Además, y esto también se comprende en el marco de la infantilización antes mencionada, vivimos, como diría Robert Hughes, en una «cultura de la queja», de modo que lo que hay que hacer es quejarse, incluso si eres parte del gobierno. Y si esa queja se hace con indignación, mejor todavía. Nadie puede rebatir a un indignado porque su indignación lo convierte en víctima. Además, el indignado/víctima siempre tiene razón porque en la actualidad nadie puede osar poner en tela de juicio los caprichos de la subjetividad.

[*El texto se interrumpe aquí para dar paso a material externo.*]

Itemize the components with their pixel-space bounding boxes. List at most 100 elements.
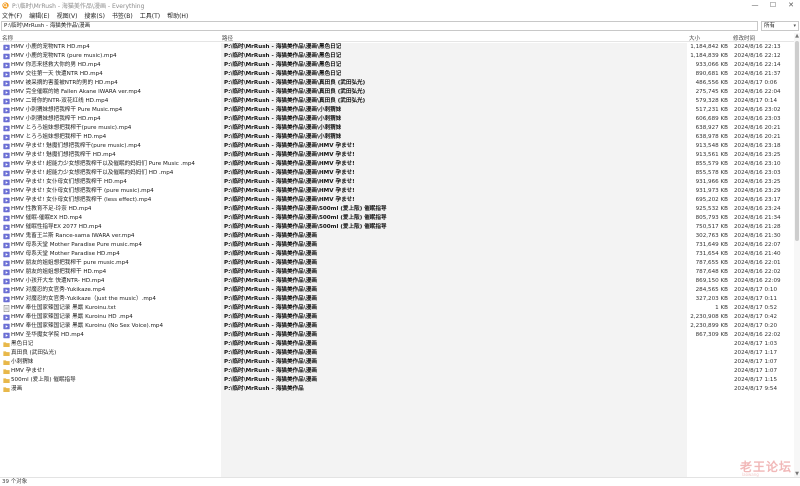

Esto se ve en muchos gobiernos que, estando en el poder, prosiguen con un discurso contestatario, sea contra presuntos poderes fácticos, sea contra la oposición. En muchos casos, esos actores pueden, efectivamente, poner enormes trabas a un gobierno y hasta socavarlo; pero en otros se trata de la mera continuidad de la retórica infantilizada, oposicionista y quejosa a la que hacíamos mención anteriormente.
En la medida en que las elecciones se vayan acercando, la dinámica de un escenario político en el que todos son opositores se irá profundizando. En este escenario, habrá que esperar el mapa de alianzas y si a Pedro Sánchez le alcanza con hacer una campaña opositora contra el PP y VOX. Si eso no sucediese habrá que estar abierto a todo: quizás hasta el propio Sánchez se oponga a sí mismo y abogue por el fin del sanchismo.